World powers today pored over what Iran billed as a breakthrough proposal to end the decade-long standoff over its nuclear programme, amid a growing diplomatic thaw but stark warnings from Israel.
Negotiators from the European Union-chaired P5+1 group -- the United States, Britain, France, China and Russia, plus Germany -- spent a morning combing through the details of Iran's plan which it said allowed for snap inspections of its atomic sites.
Earlier today, they met Iran's team for what EU spokesman Michael Mann said was a continuation of "technical work" from yesterday's initial sessions.
More From This Section
But Israel, the Middle East's sole if undeclared nuclear-armed power, has warned against Rouhani's "sweet talk", with one minister comparing the situation to the appeasement of Nazi Germany.
The meeting ended a six-month freeze in negotiations after Iran's refusal to curb uranium enrichment in exchange for easing the international sanctions battering its economy.
Western powers and Iran's arch-foe Israel fear that Tehran's atomic programme is a disguised effort to build a nuclear bomb, a claim it denies vehemently.
Rouhani has pledged transparency on the nuclear programme and engagement with the international community to try to get the sanctions lifted.
"We are very serious.
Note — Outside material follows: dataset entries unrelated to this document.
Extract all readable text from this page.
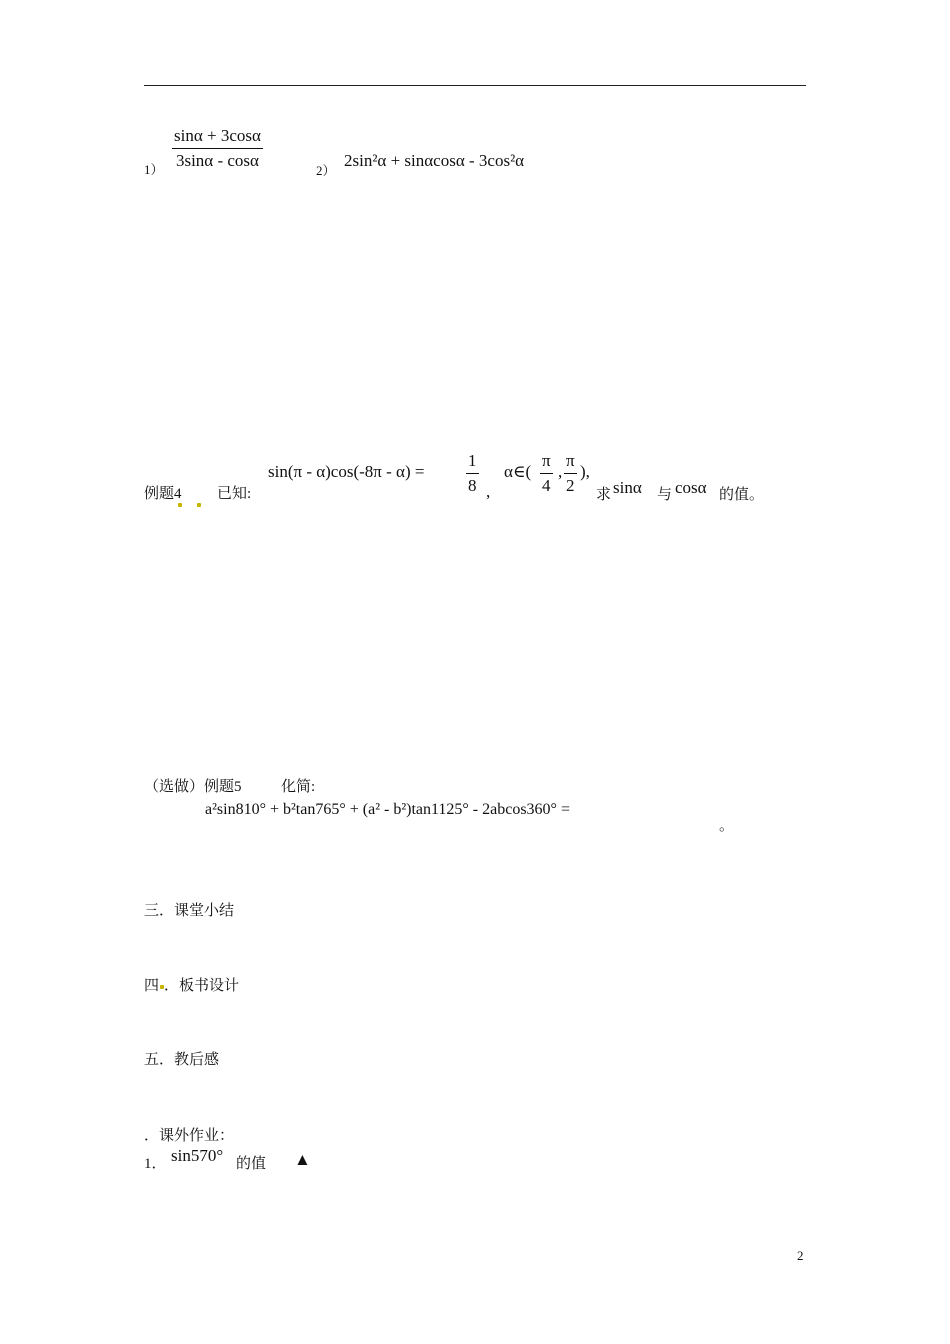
$1) \frac{\sin\alpha + 3\cos\alpha}{3\sin\alpha - \cos\alpha}$	2）
2sin²α + sinαcosα - 3cos²α
例题4 已知:
$\sin(\pi - \alpha)\cos(-8\pi - \alpha) = \frac{1}{8}$ ,
α∈( $\frac{\pi}{4}$ , $\frac{\pi}{2}$ ),
求 sinα 与 cosα 的值。
（选做）例题5	化简:
a²sin810° + b²tan765° + (a² - b²)tan1125° - 2abcos360° =
。
三．课堂小结
四 ．板书设计
五．教后感
．课外作业：
1． sin570° 的值 ▲
2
We are not here symbolically, to waste our time," Iran's lead nuclear negotiator Abbas Araqchi said yesterday.
Iranian Foreign Minister Mohammad Javad Zarif and his team made an hour-long presentation to the P5+1 yesterday.
Zarif said Tehran's plan contained three steps that could settle the long-running nuclear standoff "within a year", with the first achievable steps "within a month or two, or even less".
Araqchi said Tehran believed the proposal had the "capacity to make a breakthrough," telling reporters it was "very comprehensive" but that all parties had agreed to keep it under wraps.